Mr. Flores's question about whether my house has "habitable" cellars led one to suppose that I generally spent my nights in the cellar. From what followed, however, it became clear that Mr. Flores's idea was totally different: having been forewarned by Robert Harte, according to him, I spent only a small part of the night of May 23-24 in the cellar. But for this it wouldn't be in any way necessary to have a habitable cellar: to avoid death it would even be possible to spend half an hour in the hen house or the firewood box.

The internal inconsistency in Mr. Flores's schema would not even, nevertheless, lie solely in this.

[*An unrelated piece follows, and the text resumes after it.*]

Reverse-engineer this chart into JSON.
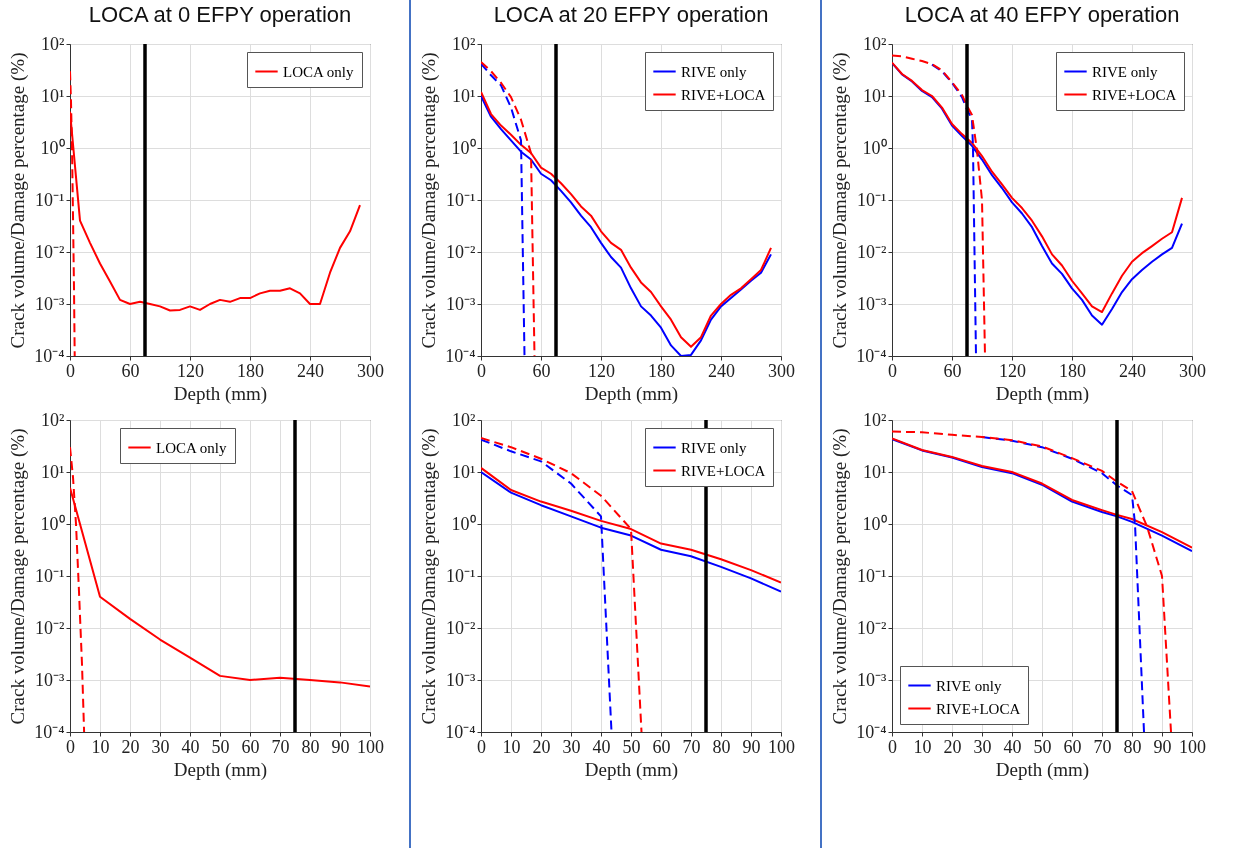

Following the reasoning of the attorney, the only use I made of this warning about the impending attack consisted in my taking refuge in a "habitable" cellar (wouldn't it, nevertheless, have been a little less stupid to hide in an uninhabitable and therefore probably less accessible cellar?). That is to say, I abandoned all the inhabitants of the house to their own fate, including my grandson, whom the assailants intended to kill. Is there a shred of common sense in any of this? Isn't it obvious that if I really had been warned by my close collaborator, I would naturally have adopted totally different measures? I would have immediately informed General Nunez, mobilized my friends, and with the help of the police prepared a closed trap for the GPU's gangsters. In that case my poor friend Robert Harte would have been able to save his life. Naturally this is the way any reasonable person who had been warned would act. However, Mr. Flores prefers to attribute not only criminal, but also irrational behavior to me; dangerous to me and my friends, but favorable or at least less unfavorable for the GPU. In all truth it would be unjust not to recognize that the condition of this theory is reality pitiful.